Air pollution limits for 2018 exceeded in London
Posted on 01/02/2018
Provisional data from the London Air Quality Network at King’s College London has shown that Brixton Road has become the first place in London to breach objectives for nitrogen dioxide (NO2) for 2018.
Since 2004 the limit value has been breached within the first week of each year*. This year’s date of 31 January marks an important departure from this trend and reflects the improvements in NO2 at some of London’s most polluted locations in 2017.
UK objectives and EU limits stipulate a maximum NO2 concentration that must not be exceeded for more than 18 hours over the whole year. These limits came into force in 2010. The Brixton Road monitoring site measured its 19th hour above the threshold between 20.00 and 21.00 yesterday (31 January 2018).

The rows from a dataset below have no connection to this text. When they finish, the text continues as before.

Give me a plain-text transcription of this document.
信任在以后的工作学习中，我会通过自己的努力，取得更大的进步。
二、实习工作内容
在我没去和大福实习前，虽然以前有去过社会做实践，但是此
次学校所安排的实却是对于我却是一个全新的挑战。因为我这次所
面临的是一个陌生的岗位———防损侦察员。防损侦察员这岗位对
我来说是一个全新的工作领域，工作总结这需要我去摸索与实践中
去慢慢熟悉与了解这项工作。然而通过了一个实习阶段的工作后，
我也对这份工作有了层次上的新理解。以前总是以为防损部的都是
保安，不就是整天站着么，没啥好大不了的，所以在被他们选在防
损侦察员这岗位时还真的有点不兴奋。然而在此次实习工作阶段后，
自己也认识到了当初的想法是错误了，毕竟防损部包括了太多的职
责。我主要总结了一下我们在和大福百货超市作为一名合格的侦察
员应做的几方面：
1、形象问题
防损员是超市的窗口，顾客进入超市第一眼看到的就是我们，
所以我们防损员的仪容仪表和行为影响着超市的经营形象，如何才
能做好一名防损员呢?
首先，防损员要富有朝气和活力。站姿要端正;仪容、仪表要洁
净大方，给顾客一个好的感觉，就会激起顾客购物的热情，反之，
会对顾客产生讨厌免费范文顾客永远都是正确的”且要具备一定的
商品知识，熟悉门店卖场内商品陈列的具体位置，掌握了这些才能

Considerable decreases in NO2 concentrations have been measured along Putney High Street, Brixton Road and Oxford Street over the last two years. This is likely due to a combination of better real-world emissions performance of the latest heavy goods vehicles and upgrades to London’s bus fleet.

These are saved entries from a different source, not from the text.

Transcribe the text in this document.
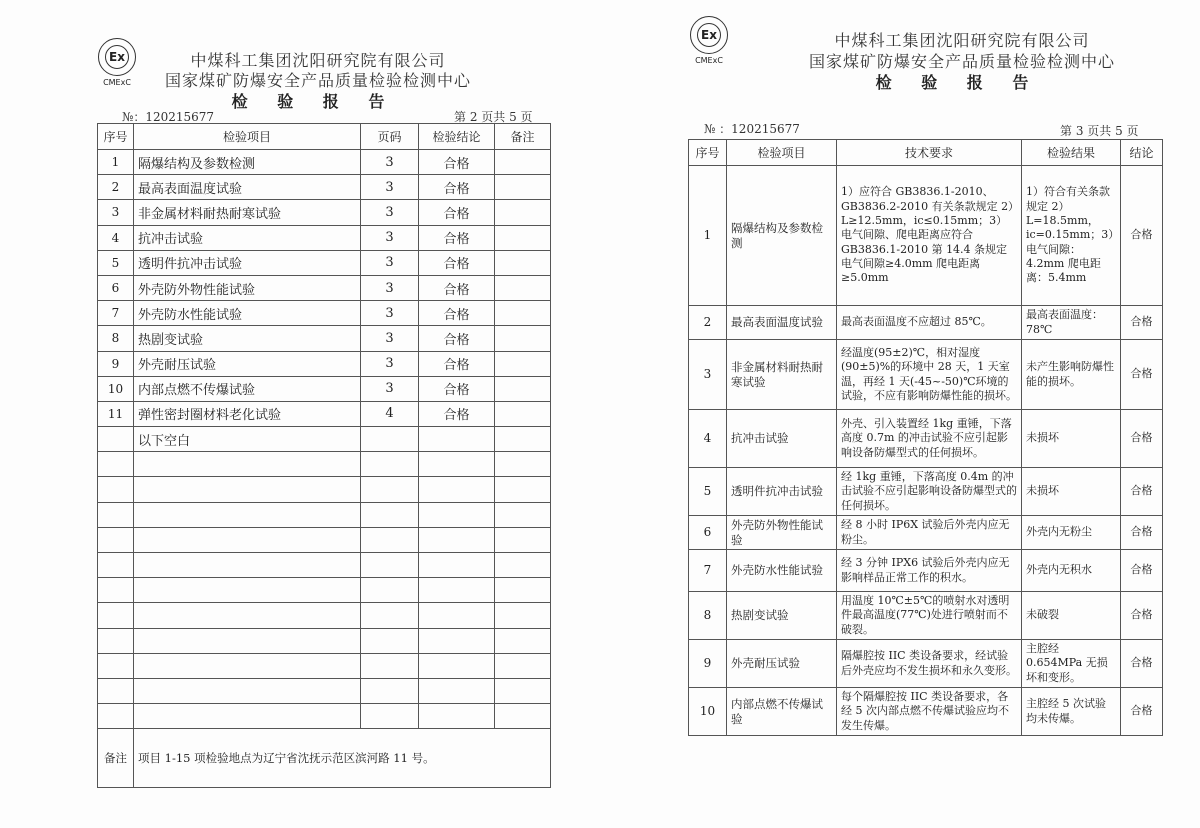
Ex
CMExC
中煤科工集团沈阳研究院有限公司
国家煤矿防爆安全产品质量检验检测中心
检 验 报 告
№：120215677	第 2 页共 5 页
序号	检验项目	页码	检验结论	备注
1	隔爆结构及参数检测	3	合格	
2	最高表面温度试验	3	合格	
3	非金属材料耐热耐寒试验	3	合格	
4	抗冲击试验	3	合格	
5	透明件抗冲击试验	3	合格	
6	外壳防外物性能试验	3	合格	
7	外壳防水性能试验	3	合格	
8	热剧变试验	3	合格	
9	外壳耐压试验	3	合格	
10	内部点燃不传爆试验	3	合格	
11	弹性密封圈材料老化试验	4	合格	
	以下空白			

备注	项目 1-15 项检验地点为辽宁省沈抚示范区滨河路 11 号。			
Ex
CMExC
中煤科工集团沈阳研究院有限公司
国家煤矿防爆安全产品质量检验检测中心
检 验 报 告
№ ：120215677	第 3 页共 5 页
序号	检验项目	技术要求	检验结果	结论
1	隔爆结构及参数检测	1）应符合 GB3836.1-2010、GB3836.2-2010 有关条款规定 2）L≥12.5mm，ic≤0.15mm；3）电气间隙、爬电距离应符合 GB3836.1-2010 第 14.4 条规定 电气间隙≥4.0mm 爬电距离≥5.0mm	1）符合有关条款规定 2）L=18.5mm，ic=0.15mm；3）电气间隙：4.2mm 爬电距离：5.4mm	合格
2	最高表面温度试验	最高表面温度不应超过 85℃。	最高表面温度：78℃	合格
3	非金属材料耐热耐寒试验	经温度(95±2)℃，相对湿度(90±5)%的环境中 28 天，1 天室温，再经 1 天(-45~-50)℃环境的试验，不应有影响防爆性能的损坏。	未产生影响防爆性能的损坏。	合格
4	抗冲击试验	外壳、引入装置经 1kg 重锤，下落高度 0.7m 的冲击试验不应引起影响设备防爆型式的任何损坏。	未损坏	合格
5	透明件抗冲击试验	经 1kg 重锤，下落高度 0.4m 的冲击试验不应引起影响设备防爆型式的任何损坏。	未损坏	合格
6	外壳防外物性能试验	经 8 小时 IP6X 试验后外壳内应无粉尘。	外壳内无粉尘	合格
7	外壳防水性能试验	经 3 分钟 IPX6 试验后外壳内应无影响样品正常工作的积水。	外壳内无积水	合格
8	热剧变试验	用温度 10℃±5℃的喷射水对透明件最高温度(77℃)处进行喷射而不破裂。	未破裂	合格
9	外壳耐压试验	隔爆腔按 IIC 类设备要求，经试验后外壳应均不发生损坏和永久变形。	主腔经 0.654MPa 无损坏和变形。	合格
10	内部点燃不传爆试验	每个隔爆腔按 IIC 类设备要求，各经 5 次内部点燃不传爆试验应均不发生传爆。	主腔经 5 次试验均未传爆。	合格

In 2017, both Putney High Street and Brixton Road became low emission bus zones. This means that only the newest Euro 6 and hybrid buses can operate on these roads. Despite clear improvements, provisional data for 2017 shows that Putney High Street measured an annual mean NO2 of 72 ug m-3 and Brixton Road measured 94 ug m-3 compared with the limit value of 40 ug m-3.
Research published in 2016 by Dr Anna Font and Dr Gary Fuller from the Environmental Research Group at King’s College London showed that NO2 worsened, rather than improved, alongside London’s roads in the five years before the date for legal compliance in 2010.
Commenting on the news, Dr Gary Fuller said: ‘Since 2010, NO2 alongside most of London’s roads has started to improve and it is good news to see that this trend is continuing at some of London’s most polluted locations.
‘However, while press and public attention will focus on today’s measurements at Brixton Road, it is important to note that the majority of main roads in London regularly breach legal values for NO2.’
The Brixton Road monitoring site is funded by the London Borough of Lambeth as part of the London Air Quality Monitoring Network which is run by King’s College London. The London Air Quality Network is the most comprehensive urban monitoring network in Europe with detailed information on London’s pollution going back for more than two decades.